Oh, right, today is Saint Patrick’s Day, a holiday celebrated more intensely (but far less religiously, I suspect) in the US than in Ireland. It’s a holiday in which everyone here is said to be a little bit Irish. I am largely Irish, in fact (by ancestry), so I feel no need to put on an act. I also am not going to wear green today‒it’s been a long time since I’ve worn anything but black‒and I don’t recommend pinching me, or the only green you’ll have to be concerned about will be whether that will be the color of your rotting corpse or just the color of the bile leaking from your perforated gall bladder.
I certainly don’t expect to drink any beer or stout or even Irish whiskey today. I do like corned beef and cabbage, and there’s a restaurant near work that makes a great meal of that, but they will probably be a bit oversubscribed today, and I really hate having to jockey with other people for such things. I would rather go without.
I guess I’ll see what happens. Getting corned beef from the restaurant is the sort of thing that’s enticing from a (temporal) distance, but the closer one gets, the more it loses its charm and feels not at all worth the effort.
There is an astonishing number of such things. So many things are so much better in the anticipation than in the experience. Even James Bond, in the Ian Fleming novels, noted that his favorite drink of the day was the one he had in his head before the first actual one*.
So, the anticipation is better than the payoff in many cases, which goes right along with my recognition that pleasure and joy cannot ever be durable outcomes, biologically speaking.
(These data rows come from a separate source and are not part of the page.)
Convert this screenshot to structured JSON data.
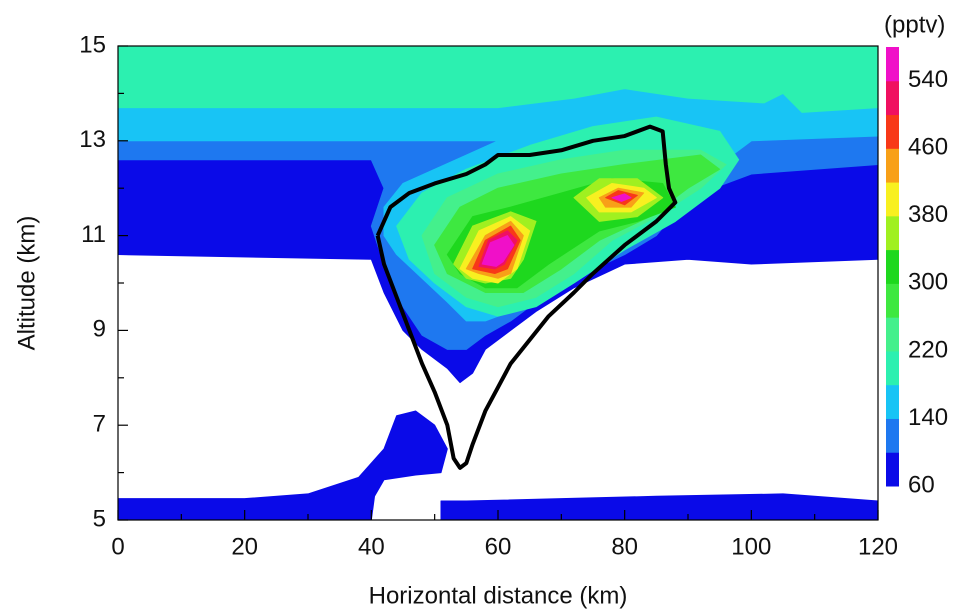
{
  "chart_data": {
    "type": "contour",
    "x_label": "Horizontal distance (km)",
    "y_label": "Altitude (km)",
    "colorbar_label": "(pptv)",
    "xlim": [
      0,
      120
    ],
    "xticks": [
      0,
      20,
      40,
      60,
      80,
      100,
      120
    ],
    "xminor": [
      10,
      30,
      50,
      70,
      90,
      110
    ],
    "ylim": [
      5,
      15
    ],
    "yticks": [
      5,
      7,
      9,
      11,
      13,
      15
    ],
    "yminor": [
      6,
      8,
      10,
      12,
      14
    ],
    "levels": [
      60,
      100,
      140,
      180,
      220,
      260,
      300,
      340,
      380,
      420,
      460,
      500,
      540,
      580
    ],
    "colors": [
      "#0a0ae8",
      "#1e78f0",
      "#18c4f5",
      "#2cf0b0",
      "#44f08c",
      "#3ee840",
      "#1ed81e",
      "#a0f020",
      "#f8f020",
      "#f8a018",
      "#f83818",
      "#f01060",
      "#f010c8"
    ],
    "colorbar_ticks": [
      60,
      140,
      220,
      300,
      380,
      460,
      540
    ],
    "regions": [
      {
        "level": 60,
        "x": [
          0,
          120,
          120,
          100,
          90,
          80,
          72,
          66,
          62,
          58,
          56,
          54,
          52,
          48,
          45,
          42,
          40,
          0
        ],
        "y": [
          15,
          15,
          10.5,
          10.4,
          10.5,
          10.4,
          9.9,
          9.4,
          9,
          8.6,
          8.1,
          7.9,
          8.2,
          8.6,
          9,
          9.8,
          10.5,
          10.6
        ]
      },
      {
        "level": 60,
        "x": [
          0,
          40,
          40.5,
          42,
          47,
          51,
          52,
          50,
          47,
          44,
          42,
          38,
          30,
          20,
          0
        ],
        "y": [
          5,
          5,
          5.5,
          5.85,
          5.95,
          6,
          6.5,
          7,
          7.3,
          7.2,
          6.5,
          5.9,
          5.55,
          5.45,
          5.45
        ]
      },
      {
        "level": 60,
        "x": [
          51,
          120,
          120,
          105,
          85,
          70,
          55,
          51
        ],
        "y": [
          5,
          5,
          5.4,
          5.55,
          5.5,
          5.45,
          5.4,
          5.4
        ]
      },
      {
        "level": 100,
        "x": [
          0,
          120,
          120,
          100,
          90,
          85,
          80,
          72,
          66,
          62,
          58,
          55,
          52,
          48,
          45,
          42,
          40,
          42,
          40,
          0
        ],
        "y": [
          15,
          15,
          12.5,
          12.3,
          11.8,
          11,
          10.6,
          10.1,
          9.6,
          9.2,
          8.9,
          8.6,
          8.6,
          8.9,
          9.5,
          10.4,
          11.2,
          12,
          12.6,
          12.6
        ]
      },
      {
        "level": 140,
        "x": [
          0,
          120,
          120,
          100,
          95,
          90,
          85,
          78,
          72,
          66,
          62,
          58,
          55,
          52,
          48,
          44,
          42,
          42,
          45,
          55,
          60,
          0
        ],
        "y": [
          15,
          15,
          13.1,
          13,
          12.5,
          12,
          11.5,
          11,
          10.4,
          9.8,
          9.4,
          9.2,
          9.2,
          9.6,
          10.1,
          10.6,
          11,
          11.6,
          12.1,
          12.7,
          13,
          13
        ]
      },
      {
        "level": 180,
        "x": [
          0,
          120,
          120,
          108,
          105,
          102,
          90,
          80,
          72,
          60,
          0
        ],
        "y": [
          15,
          15,
          13.7,
          13.6,
          14,
          13.8,
          13.9,
          14.1,
          13.9,
          13.7,
          13.7
        ]
      },
      {
        "level": 180,
        "x": [
          44,
          48,
          55,
          65,
          75,
          85,
          95,
          98,
          95,
          88,
          80,
          72,
          66,
          60,
          55,
          50,
          46
        ],
        "y": [
          11.2,
          11.9,
          12.4,
          12.9,
          13.3,
          13.5,
          13.2,
          12.6,
          12,
          11.3,
          10.7,
          10,
          9.5,
          9.3,
          9.5,
          10,
          10.5
        ]
      },
      {
        "level": 220,
        "x": [
          48,
          52,
          60,
          70,
          80,
          92,
          96,
          92,
          85,
          78,
          72,
          66,
          60,
          55,
          50
        ],
        "y": [
          11,
          11.8,
          12.3,
          12.6,
          12.8,
          12.8,
          12.5,
          12,
          11.4,
          10.9,
          10.2,
          9.7,
          9.5,
          9.7,
          10.2
        ]
      },
      {
        "level": 260,
        "x": [
          50,
          54,
          60,
          70,
          80,
          92,
          95,
          90,
          84,
          76,
          70,
          64,
          58,
          52
        ],
        "y": [
          10.8,
          11.6,
          12,
          12.3,
          12.5,
          12.7,
          12.4,
          12,
          11.4,
          10.9,
          10.3,
          9.8,
          9.8,
          10.2
        ]
      },
      {
        "level": 300,
        "x": [
          52,
          56,
          62,
          70,
          78,
          86,
          88,
          82,
          76,
          68,
          63,
          58,
          54
        ],
        "y": [
          10.6,
          11.4,
          11.6,
          11.9,
          12.2,
          12.1,
          11.6,
          11.3,
          11.1,
          10.4,
          9.9,
          9.9,
          10.2
        ]
      },
      {
        "level": 340,
        "x": [
          53,
          56,
          62,
          66,
          64,
          62,
          58,
          55
        ],
        "y": [
          10.4,
          11.2,
          11.5,
          11.3,
          10.5,
          10.1,
          10,
          10.1
        ]
      },
      {
        "level": 340,
        "x": [
          72,
          76,
          82,
          86,
          82,
          76
        ],
        "y": [
          11.8,
          12.2,
          12.2,
          11.8,
          11.4,
          11.3
        ]
      },
      {
        "level": 380,
        "x": [
          54,
          57,
          62,
          65,
          63,
          60,
          56
        ],
        "y": [
          10.3,
          11.1,
          11.4,
          11.1,
          10.3,
          10,
          10.1
        ]
      },
      {
        "level": 380,
        "x": [
          74,
          78,
          83,
          85,
          81,
          76
        ],
        "y": [
          11.8,
          12.1,
          12,
          11.8,
          11.5,
          11.5
        ]
      },
      {
        "level": 420,
        "x": [
          55,
          58,
          62,
          64,
          62,
          60,
          57
        ],
        "y": [
          10.3,
          11,
          11.3,
          11,
          10.2,
          10.1,
          10.2
        ]
      },
      {
        "level": 420,
        "x": [
          76,
          79,
          83,
          81,
          77
        ],
        "y": [
          11.8,
          12,
          11.9,
          11.6,
          11.6
        ]
      },
      {
        "level": 460,
        "x": [
          56,
          58,
          62,
          63.5,
          61.5,
          59.5
        ],
        "y": [
          10.3,
          10.9,
          11.2,
          10.9,
          10.3,
          10.2
        ]
      },
      {
        "level": 460,
        "x": [
          77,
          79,
          82,
          80
        ],
        "y": [
          11.8,
          11.95,
          11.85,
          11.65
        ]
      },
      {
        "level": 500,
        "x": [
          57,
          58.5,
          61.5,
          63,
          61,
          59.5
        ],
        "y": [
          10.35,
          10.9,
          11.1,
          10.9,
          10.4,
          10.3
        ]
      },
      {
        "level": 540,
        "x": [
          57.5,
          58.8,
          61.5,
          62.5,
          60.8,
          59.7
        ],
        "y": [
          10.4,
          10.85,
          11,
          10.8,
          10.45,
          10.35
        ]
      },
      {
        "level": 540,
        "x": [
          78,
          80,
          81,
          79.5
        ],
        "y": [
          11.8,
          11.88,
          11.8,
          11.72
        ]
      }
    ],
    "outline": {
      "color": "#000000",
      "x": [
        41,
        43,
        46,
        50,
        55,
        58,
        60,
        65,
        70,
        75,
        80,
        84,
        86,
        86.5,
        87,
        88,
        85,
        80,
        75,
        72,
        68,
        65,
        62,
        60,
        58,
        56,
        55,
        54,
        53,
        52,
        50,
        48,
        46,
        44,
        42,
        41
      ],
      "y": [
        11,
        11.6,
        11.9,
        12.1,
        12.3,
        12.5,
        12.7,
        12.7,
        12.8,
        13,
        13.1,
        13.3,
        13.2,
        12.5,
        12,
        11.7,
        11.3,
        10.8,
        10.2,
        9.8,
        9.3,
        8.8,
        8.3,
        7.8,
        7.3,
        6.6,
        6.2,
        6.1,
        6.3,
        7,
        7.7,
        8.3,
        9,
        9.7,
        10.4,
        11
      ]
    }
  }
}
It’s not an evolutionarily stable strategy.
One might imagine that one could build up one’s anticipation of a thing, but then trick oneself and not give oneself the reward in the end, but the anticipation modules only really become active if you believe that they will be satisfied.
Failure to get the reward after anticipation can be more unpleasant than never anticipating it, as I think most people would agree. And then, of course, after repeated disappointments, one stops anticipating, so one loses even that positive aspect of the situation. “Edging”, as they call it, is only reliably pleasurable because of the knowledge that eventually there will be release.
Okay, that’s enough vaguely risqué crap. I guess it may be better than dealing with all my dark stuff, which I have been withholding deliberately and consciously of late, since it just seems to make people uncomfortable but doesn’t engender any useful ideas or beneficial interactions or anything remotely resembling help.
So, apart from minor stuff like this, I’m going to just hold the negative thoughts back from sharing, and when I break, that will be it. Like Keyzer Soze ( “And then, like that [fwoof]…he’s gone!”) you’ll probably never hear from me again.
That will probably not be today, by the way, just in case you’re worried. If someone thought some crisis were imminent today they might panic and actually, accidentally do something. But of course, that’s a horrible way to approach matters, only intervening in a panic when catastrophe is right in front of one, at the very last moment‒when success is least likely‒when intervening earlier might actually have a decent chance of producing a good outcome.
It seems so intuitive. If you’re trying to go somewhere, the sooner you realize you’re headed in the wrong direction and correct your course, the easier it will be to get where you want to go. It’s easier to steer the future in the direction you hope to reach if you start the steering early (if you do it intelligently, anyway‒randomly twirling the steering wheel will almost certainly be worse for you the sooner you start doing it).
As Benjamin Franklin once wrote, “An ounce of prevention is worth a pound of cure.” Sometimes the disparity is far more stark even than that. Sometimes, without prevention, the possibility of a cure is moot, because a lost patient cannot be treated, let alone cured.
Enough. This, like everything else, is stupid. Where is Sailor Saturn? Let there be no alarms and no surprises. Let there be silence.
*This is second-hand information. I did not read it myself. I have tried on more than one occasion to read a James Bond novel, but I could barely last a few pages. Somehow, I found it utterly non-gripping. I’m glad other people liked the books enough to make movies, because I really like some of the movies, but man, based on my sample, those books are dry. Pussy Galore would be ashamed**.
**I know, that’s a rather raunchy and not very good joke. Sorry. Let’s pretend I’m already drunk from celebrating the holiday, and that’s why my judgment is impaired. It’s not true, but the fact that it isn’t true doesn’t stop us from saying it, curiously enough.